Freeman argues that the “black inner city is unique and set apart from the rest of the metropolis;” (4) its residents create a strong bond within the community and establish a unique culture. He described Harlem as the “physical manifestation of the new negro – rather than relying on whites, the new negro would blaze his own trails and knock down barriers before him. He acted to improve his conditions, and those of his race.” (21) But both Harlem and Clinton Hill were transformed into slums because of the “color line” that limited their residents’ employment opportunities to low paid jobs in retail and personal service industries, and because there were better housing options in other parts of the city that appealed to the wealthier residents.
Freeman discusses how both areas were initially populated by artists and affluent members of the African American community but once “demographic, economic, and political changes created a new middle class that was attracted to the city” (57) both neighborhoods began going through gentrification. One of his main arguments is that there is not enough gentrification literature concentrating on the losses experienced by low income residents, such as losing their homes and the support networks they formed in the community.
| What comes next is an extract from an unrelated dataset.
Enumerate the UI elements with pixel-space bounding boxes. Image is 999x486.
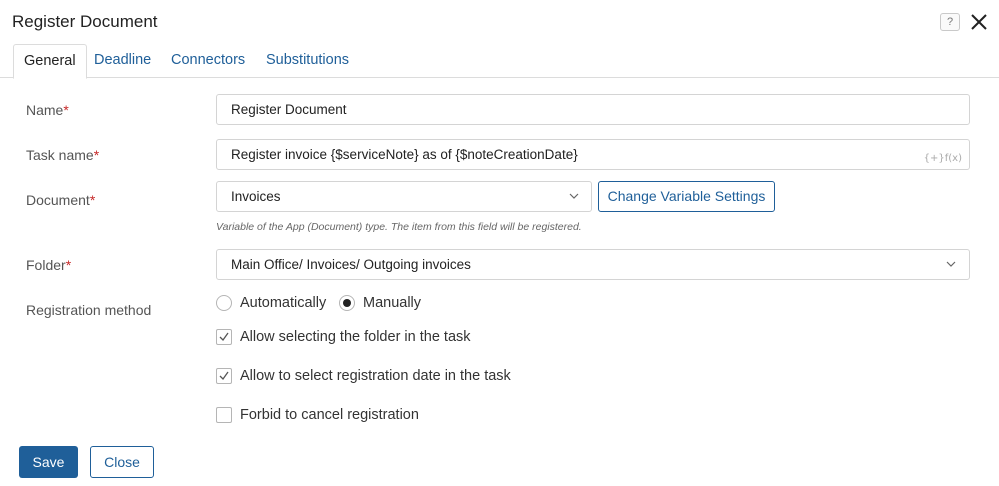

Therefore he tries to shed light on what these residents go through. Freeman argues that even though some residents welcome gentrification and see it as a way to “bring their neighborhoods into the mainstream of American commercial life with better services that others might take for granted and achieve upward mobility without having to escape to the suburbs or predominantly white neighborhoods.” And most residents appreciate the better produce in groceries stores, the neighborhood’s improved physical appearance, and the increased government responsiveness in providing social services such as trash pickup and public safety, they are skeptical about these improvements and see them as meant for the outsiders not for themselves.
Freeman’s analysis of gentrification reminded me most about our discussion regarding gentrification in Bushwick and the debate on the Atlantic Yards. We discussed in class how the government tries to push out the poor by demolishing public housing and creating mixed income housing. Freeman also focuses on efforts to “deconcentrate the poor” that makes some view gentrification as “state sponsored gentrification” (126). Another point that Freeman focuses on that we discussed in class is how the poor view themselves as powerless. Freeman notes that residents of minority communities wonder “how can neighborhoods under the same mayor be treated so differently” – with better schools, better police protection, cleaner streets, and the like, and they attribute such these differences to the relative power of certain groups…white are clearly viewed as the more powerful group” (108).
What I found most interesting in Freeman’s book is the fact that Harlem was originally intended for upscale whites but it became a mecca for African Americans because of the “consciousness of decisions of African Americans to develop a community in Harlem” (20). He also attributes Harlem’s poverty to the “various types of retail outlets that now sell alcohol in Harlem” (33) and I never made a connection between the two. Finally, the last fact that surprised me was that “blacks lived in Fort Greene since its initial development, [and] in 1860 half of Brooklyn’s population lived in Fort Greene”(38), a neighborhood of which Clinton Hill is a part of but was given a new name “as a marketing ploy to attract a more upscale clientele” (35).